Zehn Jahre nach The Big Sleep entdeckte Douglas Sirk Dorothy Malone und gab ihr eine gewagte Rolle als frustrierte Nymphomanin in Written on the Wind. Was ihr sogleich einen Oscar einbrachte. Lauren Bacall nicht, obgleich die die Hauptrolle spielte. Das war das zweite Mal, dass Dorothy Malone der Bacall die Show stahl. Ich weiß nicht, ob die beiden jemals Freundinnen geworden sind.

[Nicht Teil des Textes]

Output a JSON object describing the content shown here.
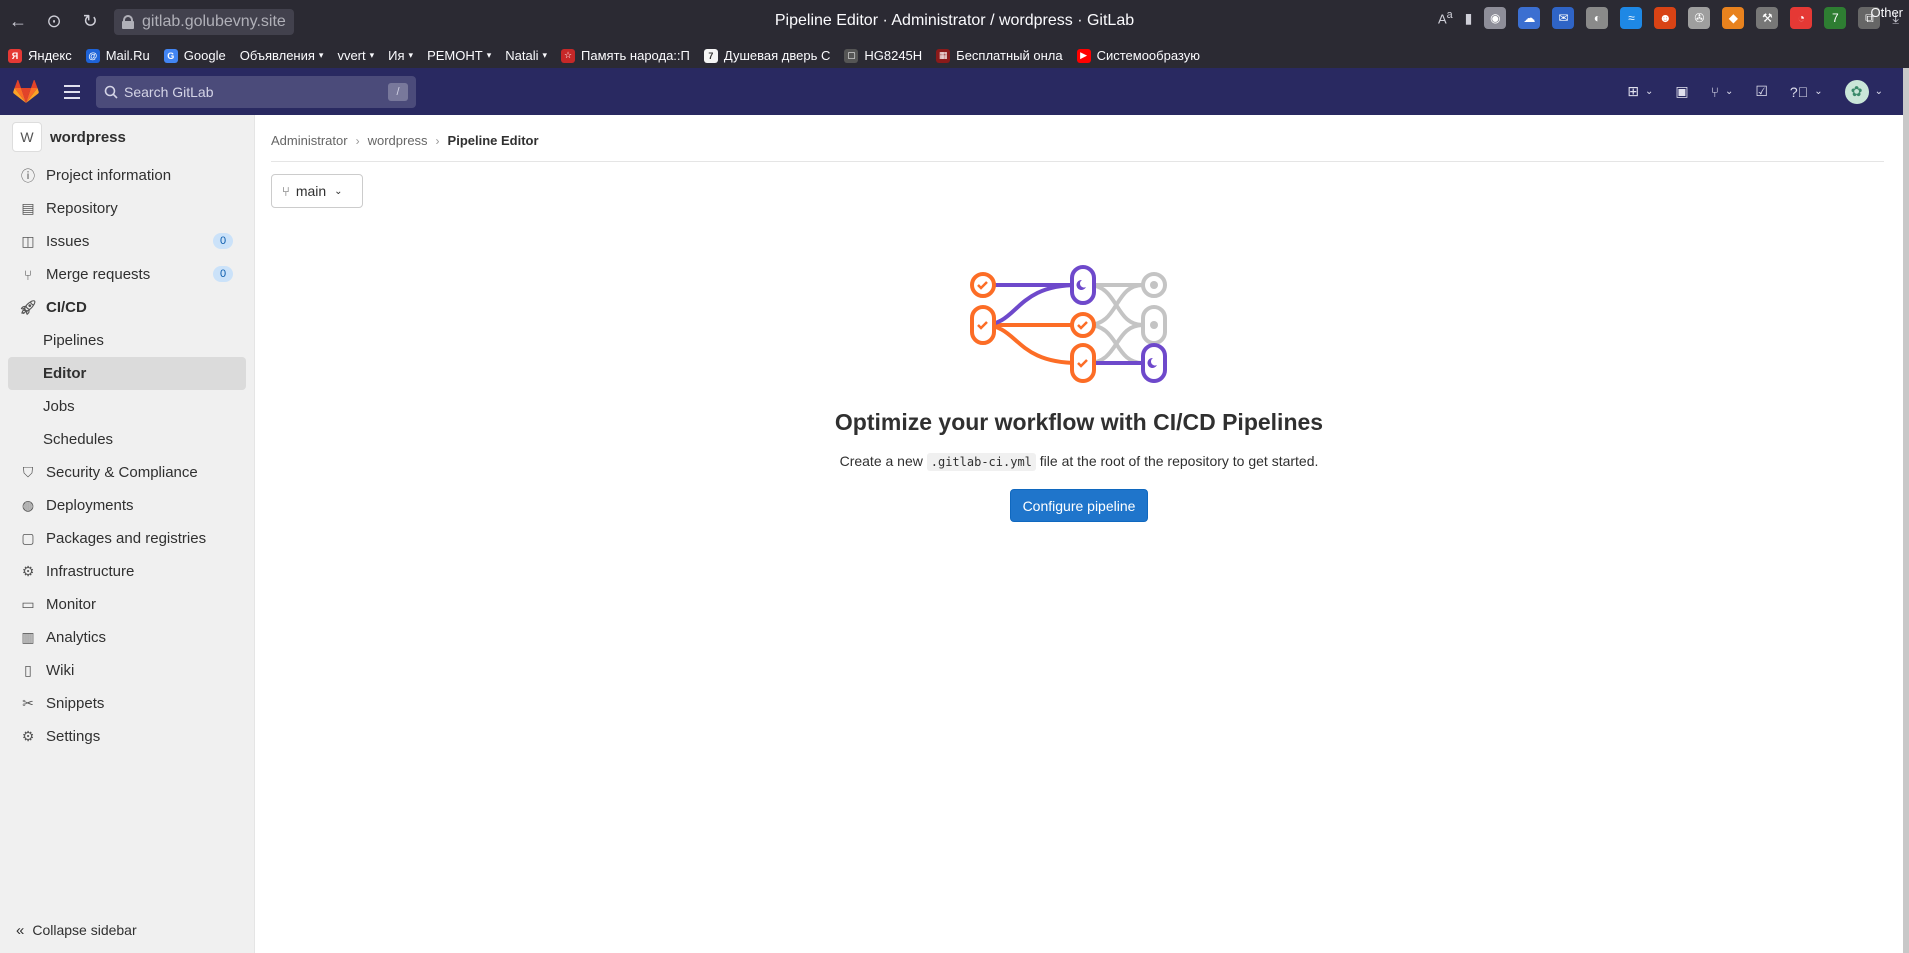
{
  "browser": {
    "url": "gitlab.golubevny.site",
    "window_title": "Pipeline Editor · Administrator / wordpress · GitLab",
    "bookmarks": [
      {
        "label": "Яндекс",
        "color": "#e53935",
        "glyph": "Я",
        "dropdown": false
      },
      {
        "label": "Mail.Ru",
        "color": "#1e63d8",
        "glyph": "@",
        "dropdown": false
      },
      {
        "label": "Google",
        "color": "#4285f4",
        "glyph": "G",
        "dropdown": false
      },
      {
        "label": "Объявления",
        "color": "",
        "glyph": "",
        "dropdown": true
      },
      {
        "label": "vvert",
        "color": "",
        "glyph": "",
        "dropdown": true
      },
      {
        "label": "Ия",
        "color": "",
        "glyph": "",
        "dropdown": true
      },
      {
        "label": "РЕМОНТ",
        "color": "",
        "glyph": "",
        "dropdown": true
      },
      {
        "label": "Natali",
        "color": "",
        "glyph": "",
        "dropdown": true
      },
      {
        "label": "Память народа::П",
        "color": "#c62828",
        "glyph": "☆",
        "dropdown": false
      },
      {
        "label": "Душевая дверь С",
        "color": "#f5f5f5",
        "glyph": "7",
        "dropdown": false
      },
      {
        "label": "HG8245H",
        "color": "#555555",
        "glyph": "▢",
        "dropdown": false
      },
      {
        "label": "Бесплатный онла",
        "color": "#8b1a1a",
        "glyph": "▦",
        "dropdown": false
      },
      {
        "label": "Системообразую",
        "color": "#ff0000",
        "glyph": "▶",
        "dropdown": false
      }
    ],
    "bookmarks_other": "Other"
  },
  "header": {
    "search_placeholder": "Search GitLab",
    "search_shortcut": "/"
  },
  "sidebar": {
    "project_avatar": "W",
    "project_name": "wordpress",
    "items": [
      {
        "label": "Project information",
        "icon": "info-icon"
      },
      {
        "label": "Repository",
        "icon": "book-icon"
      },
      {
        "label": "Issues",
        "icon": "issues-icon",
        "badge": "0"
      },
      {
        "label": "Merge requests",
        "icon": "merge-request-icon",
        "badge": "0"
      },
      {
        "label": "CI/CD",
        "icon": "rocket-icon"
      },
      {
        "label": "Security & Compliance",
        "icon": "shield-icon"
      },
      {
        "label": "Deployments",
        "icon": "deployments-icon"
      },
      {
        "label": "Packages and registries",
        "icon": "package-icon"
      },
      {
        "label": "Infrastructure",
        "icon": "cloud-gear-icon"
      },
      {
        "label": "Monitor",
        "icon": "monitor-icon"
      },
      {
        "label": "Analytics",
        "icon": "chart-icon"
      },
      {
        "label": "Wiki",
        "icon": "wiki-icon"
      },
      {
        "label": "Snippets",
        "icon": "scissors-icon"
      },
      {
        "label": "Settings",
        "icon": "gear-icon"
      }
    ],
    "cicd_sub": [
      "Pipelines",
      "Editor",
      "Jobs",
      "Schedules"
    ],
    "collapse_label": "Collapse sidebar"
  },
  "main": {
    "breadcrumb": [
      "Administrator",
      "wordpress",
      "Pipeline Editor"
    ],
    "branch": "main",
    "empty_title": "Optimize your workflow with CI/CD Pipelines",
    "empty_desc_before": "Create a new",
    "empty_desc_code": ".gitlab-ci.yml",
    "empty_desc_after": "file at the root of the repository to get started.",
    "configure_button": "Configure pipeline"
  },
  "colors": {
    "header_bg": "#292961",
    "primary_button": "#1f75cb",
    "orange": "#fc6d26",
    "purple": "#6e49cb",
    "gray": "#bfbfbf"
  }
}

Unsere Sympathien (und die der Motion Picture Academy) sind natürlich auf der Seite von Dorothy.

Ich liebe sie wie selten einen Menschen im Kino, hat Rainer Werner Fassbinder gesagt. Denn wir lieben die verruchte Dorothy Malone und können deshalb die edle Lauren Bacall nicht ausstehen. Oder, wie Fassbinder es formulierte: Statt dass sie (Lauren Bacall) mit ihm (Robert Stack) saufen ginge, was begriffe von seinem Schmerz, wird sie immer edler und reiner und immer mehr zum Kotzen, und immer deutlicher sieht man, wie sehr sie eigentlich zu Rock Hudson passen würde, der auch zum kotzen ist und auch edel. Irgendwie hat Fassbinder diesen Film instinktiv begriffen - was natürlich niemanden wundert, weil Douglas Sirk für ihn ein großes Vorbild ist. Written on the Wind ist ein Melodrama in den kitschigsten Farben, die Technicolor zu bieten hatte. 

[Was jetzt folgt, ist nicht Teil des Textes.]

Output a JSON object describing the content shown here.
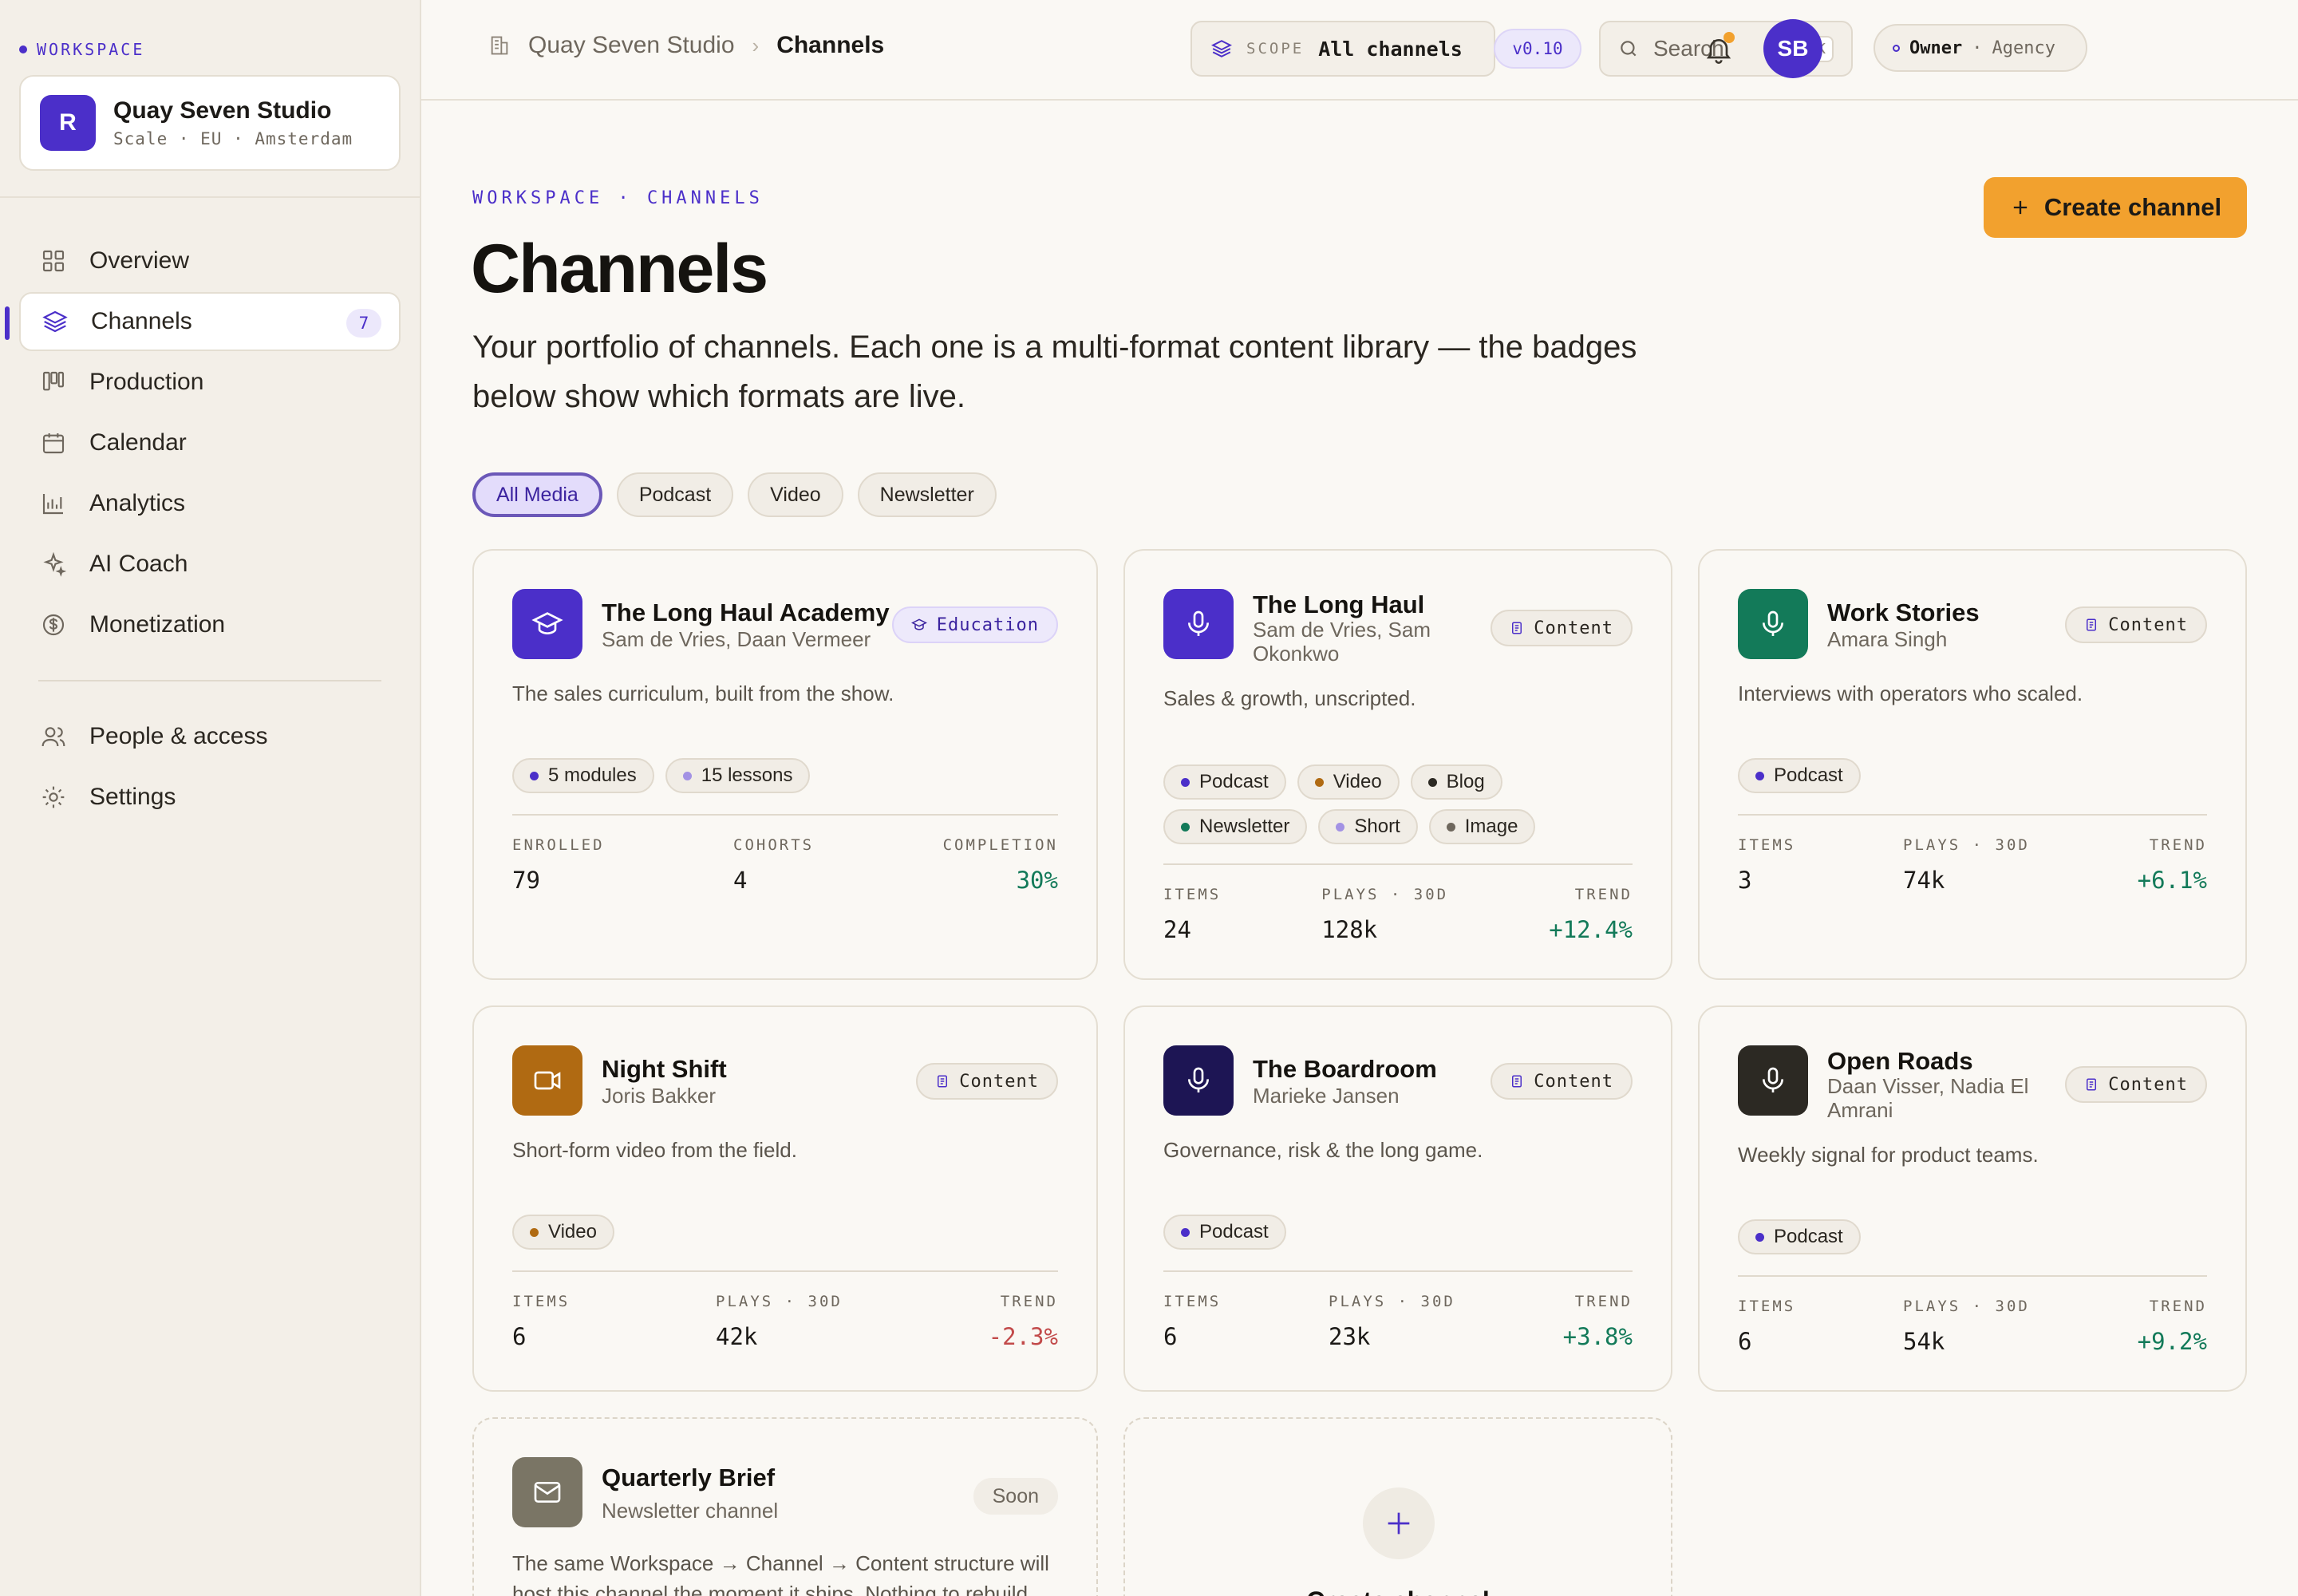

Wenn Lauren Bacall mit Robert Stack gelebt hätte, statt neben, von ihm und für ihn zu leben, dann hätte er auch glauben können, dass das Kind, das sie kriegt, auch wirklich das seine ist. Er hätte nicht zu stöhnen brauchen. So aber ist sein Kind im Grunde wirklich eher eins von Rock Hudson, obwohl der es nie mit Lauren getrieben hat. Dorothy macht etwas Böses, sie hetzt ihren Bruder auf gegen Lauren und Rock. Trotzdem liebe ich sie wie selten einen Menschen im Kino, ich bin als Zuschauer mit Douglas Sirk auf den Spuren der Verzweiflung der Menschen. In 'Written on the Wind' ist das Gute, das 'Normale', das 'Schöne' immer sehr eklig, das Böse, das Schwache, das Haltlose öffnet das Verständnis. In diesem Haus, das Sirk sich hat für die Hedleys bauen lassen, da müssen die Gefühle die seltsamsten Blüten treiben.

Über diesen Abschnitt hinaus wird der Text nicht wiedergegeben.